Zostawmy ciężką pracę, bo mało kto pracuje w Europie tak ciężko jak Polacy. Szacunek do pracy, uznanie iż jest ona także miarą wartości człowieka, przekazali nam rodzice, także tu zgoda. narody, które chcą zapewnić sobie pomyślność, muszą ciężko pracować.
Co chcą zabrać?
Ale o co chodzi z „wyrzeczeniami”? Polska pod rządami Jarosława Kaczyńskiego rozwija się najlepiej w Europie, bezrobocie też najniższe, trwają i ruszają wielkie inwestycje, na horyzoncie ogromne pieniądze wynegocjowane w Brukseli przez premiera Mateusza Morawieckiego. Zarabiamy jednak wciąż mniej niż na Zachodzie, jesteśmy wciąż biedniejsi, otrzymujemy zdecydowanie mniejsze wsparcie dla rodzin. Te lukę trzeba zasypywać, a nie zwiększać.
Na czym mają zatem polegać „wyrzeczenia”?
O czym tam szepczą po opozycyjnych kątach? Co chcą zabrać polskim rodzinom?
Program 500 Plus, naprawdę minimalny na tle standardów europejskich?
Trzynaste i czternaste emerytury, które pozwoliły wreszcie wielu seniorom związać koniec z końcem?
Przywrócony do normalnych, ludzkich wymiarów wiek emerytalny?

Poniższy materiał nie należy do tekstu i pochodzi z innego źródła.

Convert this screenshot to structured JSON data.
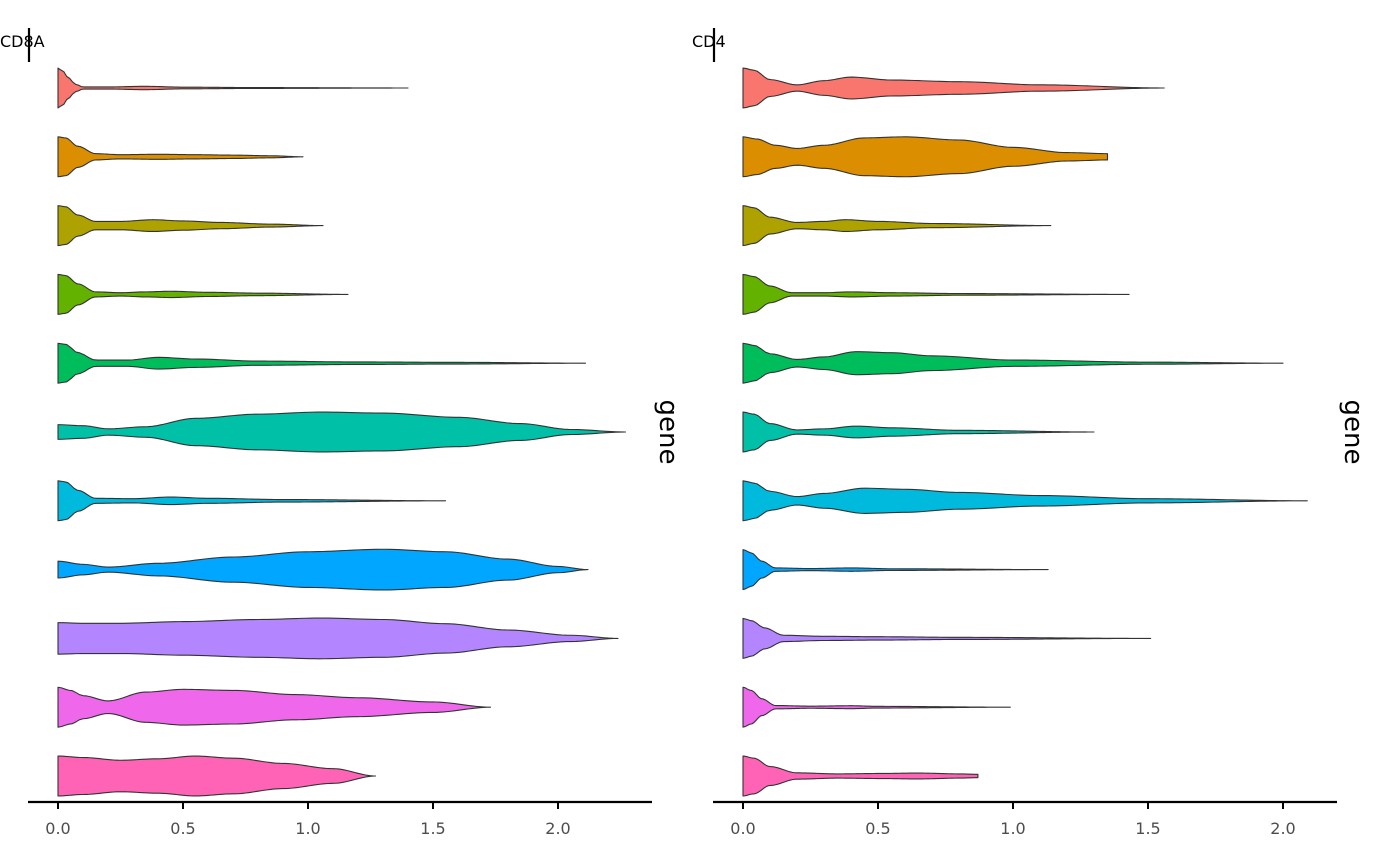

Odbudowywane z trudem połączenia kolejowe i autobusowe? Nowe perony i dworce? A może ponownie utworzone po likwidacji za PO-PSL posterunki policji?
Odzyskaną kontrolę na systemem bankowym?
Własną walutę?
Może wszystko powyższe, może jeszcze więcej.
Plan likwidacji
W końcu na sztandarach oficjalnie powiewa plan likwidacji CBA, TVP, urzędów wojewódzkich itp. A także wyprzedaży resztki pozostałego w rękach Polaków majątku wspólnego.
Dobrze się stało, że te słowa padły. Niech nikt potem nie mówi, że nie wiedział o co idzie walka.
To wciąż jest partia Donalda Tuska i jego podejścia do Polaków: niskich płac jako jedynego czynnika konkurencyjności, braku ambicji, niezrozumienia świata.